Additionally, the use of a 5-degree threshold in calculating growing degree days means that areas, where temperatures hover around this threshold, are particularly sensitive to temperature fluctuations. Researchers should interpret these results carefully, distinguishing between meaningful changes in weather conditions and potential noise.

To minimize potential errors and noise, we recommend researchers extract rasters for the specific years of interest and then use zonal averages via buffers when measuring suitability for a particular location, such as a city. This approach helps average out possible noise and measurement errors. For average suitability over larger areas, such as countries, zonal means within the relevant polygons for the given year are sufficient. For studies spanning longer periods, we suggest averaging the grid data over these years before taking zonal statistics.

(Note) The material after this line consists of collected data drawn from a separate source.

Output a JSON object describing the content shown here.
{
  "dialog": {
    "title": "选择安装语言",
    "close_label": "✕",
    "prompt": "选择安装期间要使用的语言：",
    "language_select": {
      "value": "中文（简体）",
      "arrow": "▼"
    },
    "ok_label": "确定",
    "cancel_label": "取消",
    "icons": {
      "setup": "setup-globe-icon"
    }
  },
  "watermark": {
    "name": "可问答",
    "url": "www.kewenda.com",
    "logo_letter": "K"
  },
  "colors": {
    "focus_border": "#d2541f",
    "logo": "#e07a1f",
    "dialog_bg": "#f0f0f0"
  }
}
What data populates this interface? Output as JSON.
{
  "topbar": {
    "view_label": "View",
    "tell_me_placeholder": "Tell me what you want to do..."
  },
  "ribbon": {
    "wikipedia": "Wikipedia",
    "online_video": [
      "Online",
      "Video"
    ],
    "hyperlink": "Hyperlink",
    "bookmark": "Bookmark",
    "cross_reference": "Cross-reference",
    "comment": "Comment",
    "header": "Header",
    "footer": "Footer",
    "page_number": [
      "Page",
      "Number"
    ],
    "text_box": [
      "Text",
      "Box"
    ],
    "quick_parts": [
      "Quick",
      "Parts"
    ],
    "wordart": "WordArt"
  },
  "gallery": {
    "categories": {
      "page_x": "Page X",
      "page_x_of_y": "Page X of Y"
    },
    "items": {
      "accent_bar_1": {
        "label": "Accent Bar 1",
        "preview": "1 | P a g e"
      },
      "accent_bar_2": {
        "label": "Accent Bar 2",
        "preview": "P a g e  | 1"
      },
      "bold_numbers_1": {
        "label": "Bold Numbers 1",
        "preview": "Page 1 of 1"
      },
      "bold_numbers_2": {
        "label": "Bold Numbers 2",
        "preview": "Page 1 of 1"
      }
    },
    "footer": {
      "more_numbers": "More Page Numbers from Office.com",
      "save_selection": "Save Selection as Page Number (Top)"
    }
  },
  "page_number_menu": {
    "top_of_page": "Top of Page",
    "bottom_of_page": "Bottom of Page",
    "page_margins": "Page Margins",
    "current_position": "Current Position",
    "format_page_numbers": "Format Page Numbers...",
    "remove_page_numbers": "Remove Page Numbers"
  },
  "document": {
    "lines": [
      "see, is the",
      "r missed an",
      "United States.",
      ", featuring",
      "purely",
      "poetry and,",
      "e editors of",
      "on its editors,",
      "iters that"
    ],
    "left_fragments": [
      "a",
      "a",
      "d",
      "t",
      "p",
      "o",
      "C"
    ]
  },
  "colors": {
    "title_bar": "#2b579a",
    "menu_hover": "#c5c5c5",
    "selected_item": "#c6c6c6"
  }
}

If researchers are interested in agricultural suitability only in the second half of the 20th century, we recommend relying on the much more detailed products provided by the FAO cited in this text and also used for technical validation. If, however, a research project covers periods before and after the turn of the 20th century, we suggest relying on our index throughout to ensure consistency. The year 2000 is the temporal limit imposed by the historical spatial temperature and precipitation datasets.

The presented model could tremendously benefit from advances in paleoclimatology. More extensive and finer-grained paleoclimatic data extending farther back in time and geographically beyond Europe would allow to extend its scope both spatially and temporally. Arguably the most important element to achieve this would be new and expanded datasets containing geolocalized tree-ring records.

Although the model is calibrated for common European crops, combining seasonal measurements with crop-specific water, temperature, and soil requirements could yield further insights into the spatial distribution of crops and their interaction with climate. Adjusting the model for specific crop types would not just allow an understanding of their distribution but could, for example, be also informative for modern efforts to reintroduce certain indigenous crops. These potential improvements are avenues for future research. Collaborations across disciplines could significantly enhance the utility of climate data inputs, addressing diverse research needs.

Our time-varying suitability index also has the potential for being used as an input for other models dealing with changes in Europe’s historical landscape - especially when it comes to the growing interest in studying the usage and depletion of natural resources leading up to the Industrial Revolution. For example, studies examining historical deforestation patterns typically use agricultural suitability as an important input71. These datasets can potentially increase the accuracy and precision of their estimates of historical forest coverage by incorporating a time-varying suitability index.